Santa Barbara Island can offer some of the best scuba diving found in Southern California but if conditions are rough there are not man
Similar in many ways to Anacapa Island, kayaking Santa Barbara Island offers the perfect setting for this water sport. Weather permitting, your expedition leader may decide to attempt a complete circumnavigation of Santa Barbara Island. Wind and swell can be a factor, so attempting this trip is best done on one of Channel Islands Expeditions multi-day adventures. Kayaking long distances with a support vessel offers an added layer of safety for an unforgettable journey around this hidden gem of the Pacific.
Hiking on Santa Barbara Island will provide you with one of the most remote island hiking experiences of any of the Channel Islands. Don’t be fooled, the steep incline of this island can offer a challenge to just about anyone, but just beyond that you will find five miles of hiking trails with gentle rolling hills and breathtaking panoramic ocean views.
Though is thought to have never been permanently inhabited, Santa Barbara Island may have played a crucial role in the lives of the island peoples who occupied the surrounding Channel Islands for well over 10,000 years. Archeological evidence suggests that Santa Barbara Island may have been a convenient stopover on inter-island trade routes, a testament to its central location in the Channel Islands chain. The rich marine life found here may have drawn people to seasonally harvest the shores of this island for shellfish, seals, and fish. Recent studies indicate this may have begun about 4,000 years ago.

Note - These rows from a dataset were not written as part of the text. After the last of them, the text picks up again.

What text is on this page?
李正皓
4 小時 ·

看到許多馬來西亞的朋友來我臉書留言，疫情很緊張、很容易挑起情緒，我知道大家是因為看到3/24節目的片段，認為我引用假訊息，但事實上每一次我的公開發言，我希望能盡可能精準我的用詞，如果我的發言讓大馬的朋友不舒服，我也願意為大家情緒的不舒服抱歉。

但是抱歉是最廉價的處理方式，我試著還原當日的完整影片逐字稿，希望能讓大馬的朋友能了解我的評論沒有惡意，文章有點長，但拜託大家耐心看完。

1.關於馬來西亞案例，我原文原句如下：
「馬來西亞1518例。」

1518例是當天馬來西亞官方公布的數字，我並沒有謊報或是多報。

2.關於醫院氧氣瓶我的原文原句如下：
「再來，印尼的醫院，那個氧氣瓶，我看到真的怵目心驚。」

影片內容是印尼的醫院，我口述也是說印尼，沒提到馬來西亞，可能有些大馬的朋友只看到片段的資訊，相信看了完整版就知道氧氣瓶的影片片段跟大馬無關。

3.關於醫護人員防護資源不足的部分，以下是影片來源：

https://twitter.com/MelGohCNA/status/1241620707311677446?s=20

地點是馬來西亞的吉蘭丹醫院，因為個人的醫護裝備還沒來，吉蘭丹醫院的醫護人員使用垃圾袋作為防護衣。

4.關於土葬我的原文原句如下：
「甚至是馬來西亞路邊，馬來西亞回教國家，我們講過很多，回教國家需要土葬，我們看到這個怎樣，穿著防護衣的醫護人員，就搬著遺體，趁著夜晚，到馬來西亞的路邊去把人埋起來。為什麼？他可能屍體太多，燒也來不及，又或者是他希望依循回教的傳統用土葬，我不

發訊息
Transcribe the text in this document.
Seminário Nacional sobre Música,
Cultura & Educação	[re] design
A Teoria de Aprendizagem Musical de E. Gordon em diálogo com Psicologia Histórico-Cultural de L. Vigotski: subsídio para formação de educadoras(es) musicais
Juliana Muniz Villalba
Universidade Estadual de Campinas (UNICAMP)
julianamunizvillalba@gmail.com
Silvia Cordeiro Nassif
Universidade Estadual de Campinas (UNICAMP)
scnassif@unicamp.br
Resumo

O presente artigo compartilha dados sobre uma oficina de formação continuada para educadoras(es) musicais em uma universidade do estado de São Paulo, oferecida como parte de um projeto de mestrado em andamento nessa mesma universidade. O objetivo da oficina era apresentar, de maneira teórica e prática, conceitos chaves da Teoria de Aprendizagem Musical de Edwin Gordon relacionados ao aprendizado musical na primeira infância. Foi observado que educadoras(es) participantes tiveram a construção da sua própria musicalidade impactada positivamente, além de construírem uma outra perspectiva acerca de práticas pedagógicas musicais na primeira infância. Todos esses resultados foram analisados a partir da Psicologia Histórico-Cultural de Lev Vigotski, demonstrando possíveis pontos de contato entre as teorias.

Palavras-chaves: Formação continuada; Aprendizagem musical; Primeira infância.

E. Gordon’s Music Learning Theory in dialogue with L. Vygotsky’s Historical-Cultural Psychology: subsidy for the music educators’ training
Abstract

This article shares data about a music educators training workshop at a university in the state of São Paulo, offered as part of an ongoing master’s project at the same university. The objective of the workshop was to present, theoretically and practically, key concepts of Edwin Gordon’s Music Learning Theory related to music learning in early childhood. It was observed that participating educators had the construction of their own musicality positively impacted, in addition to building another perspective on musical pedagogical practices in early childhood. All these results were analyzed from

The first European visitor to the Channel Islands in 1542, Juan Rodriguez Cabrillo, a Portuguese explorer, made no mention of this island. Sixty years later, the island was named by Spanish explorer Sebastian Vizcaino, who visited the island on December 4, 1602, the feast day dedicated to Santa Barbara. The island was infrequently visited in subsequent years, owning largely to its sparse vegetation and lack of a reliable water source. Santa Barbara Island did play host to an assemblage of seal hunters, squatters, fishermen, and the occasional whaling ship off its shores.
A few notable individuals eked out a living here, chief among them the family of Alvin Hyder. After a winning bid of $250 in 1916, Hyder and his family assumed ownership of the island and were the first to establish a residence of any permanence there. Hard work and a constant struggle to maintain a supply of fresh water were trademark features of a tough existence on this island. Santa Barbara Island would become a part of the Channel Islands National Monument in 1938 and was utilized as Coastal Lookout Station during WWII. Santa Barbara Island became part of the Channel Islands National Park upon its establishment in 1980.
Santa Barbara Island is home to a large sea lion rookery and seabird nesting colonies, including three species of storm-petrel, three species of cormorant, and the once-endangered California brown pelican. It is also home to the largest breeding colony for the Scripps’s Murrelet, a threatened seabird species. Scripps’s murrelet is listed as vulnerable, and is mainly threatened by oil spills, as the population exists in such a small area and is adjacent to the heavily trafficked shipping lanes that connect to the Port of Los Angeles. Spring rains bring out the flowering plants, such as the Giant coreopsis, the endemic Santa Barbara Island live-forever (Dudleya traskiae), shrubby buckwheat, sea blite, and an annual poppy. There is a visitor contact station and museum on the island with exhibits, dioramas, and murals of the natural and cultural resources.